Nice - Avril 1995 « T'étais où cette nuit ? Regardes moi quand je te parles bordel ! T'étais où Agathe ? Dis le moi ! » Des éclats de voix, encore, au rez-de-chaussé. Blottie contre moi, Emma sanglote en silence. Mes mains sur ses oreilles, j'écoute sans le vouloir la bataille qui fait rage dessous.
« Mais qu'est-ce que ça peut te faire ? De toute façon depuis que t'as ton nouveau boulot tu te fous complètement que je sois là ! Alors ne commences pas à me faire un procès. » Je ferme les yeux à mon tour, à m'en fendre les paupières. Un flot d'insultes coulent. J'ai dix ans et je ne devrais pas entendre ça.
« Tu sais quoi ? Je me casse ! » Des portes qui claquent. Des cris. Laissant Emma dans mon lit, je me précipite en bas. Papa est devant la porte, sans un mot. Les escaliers défilent sous mes pieds alors que je me jette dans ses bras. Notre petite famille est en danger, je le sens.
Nice - Septembre 1997 Ma petite sœur serre ma main aussi fort qu'elle le peux. J'ai l'impression qu'elle va me briser les os. Moi je sens tout mon corps qui semble sur le point d'exploser. Mon sang est en train de bouillir. Elle nous a oublié cette affreuse. Celle que je répugne à appeler ma mère nous a oublié à l'école. Emma n'a que six ans. Six ans bon sang. Elle est à l'école maternelle. Moi je sors du collège et je la retrouve tous les soirs en attendant papa. Mais aujourd'hui c'est maman qui devait venir nous chercher. "Maman". Je regarde ma montre. Trente minutes de retard. Trente minutes c'est trop.
« Viens Emma ! » Je l'entraîne vers le bureau de la directrice. Il faut que quelqu'un vienne nous chercher.

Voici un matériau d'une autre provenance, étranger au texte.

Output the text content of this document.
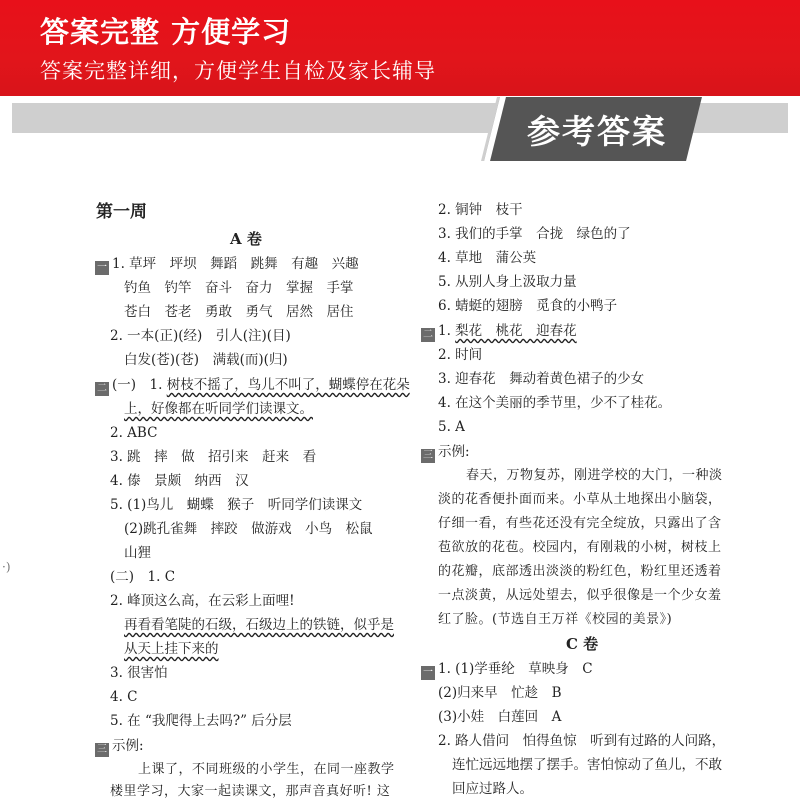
答案完整 方便学习
答案完整详细，方便学生自检及家长辅导
参考答案
·)
第一周
A 卷
一 1. 草坪　坪坝　舞蹈　跳舞　有趣　兴趣
钓鱼　钓竿　奋斗　奋力　掌握　手掌
苍白　苍老　勇敢　勇气　居然　居住
2. 一本(正)(经)　引人(注)(目)
白发(苍)(苍)　满载(而)(归)
二 (一)　1. 树枝不摇了，鸟儿不叫了，蝴蝶停在花朵
上，好像都在听同学们读课文。
2. ABC
3. 跳　摔　做　招引来　赶来　看
4. 傣　景颇　纳西　汉
5. (1)鸟儿　蝴蝶　猴子　听同学们读课文
(2)跳孔雀舞　摔跤　做游戏　小鸟　松鼠
山狸
(二)　1. C
2. 峰顶这么高，在云彩上面哩!
再看看笔陡的石级，石级边上的铁链，似乎是
从天上挂下来的
3. 很害怕
4. C
5. 在 “我爬得上去吗?” 后分层
三 示例:
上课了，不同班级的小学生，在同一座教学
楼里学习，大家一起读课文，那声音真好听! 这
2. 铜钟　枝干
3. 我们的手掌　合拢　绿色的了
4. 草地　蒲公英
5. 从别人身上汲取力量
6. 蜻蜓的翅膀　觅食的小鸭子
二 1. 梨花　桃花　迎春花
2. 时间
3. 迎春花　舞动着黄色裙子的少女
4. 在这个美丽的季节里，少不了桂花。
5. A
三 示例:
春天，万物复苏，刚进学校的大门，一种淡
淡的花香便扑面而来。小草从土地探出小脑袋，
仔细一看，有些花还没有完全绽放，只露出了含
苞欲放的花苞。校园内，有刚栽的小树，树枝上
的花瓣，底部透出淡淡的粉红色，粉红里还透着
一点淡黄，从远处望去，似乎很像是一个少女羞
红了脸。(节选自王万祥《校园的美景》)
C 卷
一 1. (1)学垂纶　草映身　C
(2)归来早　忙趁　B
(3)小娃　白莲回　A
2. 路人借问　怕得鱼惊　听到有过路的人问路，
连忙远远地摆了摆手。害怕惊动了鱼儿，不敢
回应过路人。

Nice - Juillet 2007« Papa ! PAPA ! BORDEL ETEINS CETTE MUSIQUE ESPECE DE PETITE GARCE ! PAPAAAAAAAAAAAAAAAAA ! » Rififi dans la maison. Les yeux rivés sur le courrier, je le relis, encore et encore. Je déteste Emma qui met toujours sa musique trop forte. Je voudrais juste qu’elle l’arrête pour une fois. Mon cœur est sur le point d’exploser.
« PAPAAAAAAAAAAAAAAA ! » Le voilà qui débarque, non sans avoir frappé à la porte d'Emi pour qu’elle arrête sa musique. Il me retrouve en pleurs, fébrile devant le courrier. Il se précipite.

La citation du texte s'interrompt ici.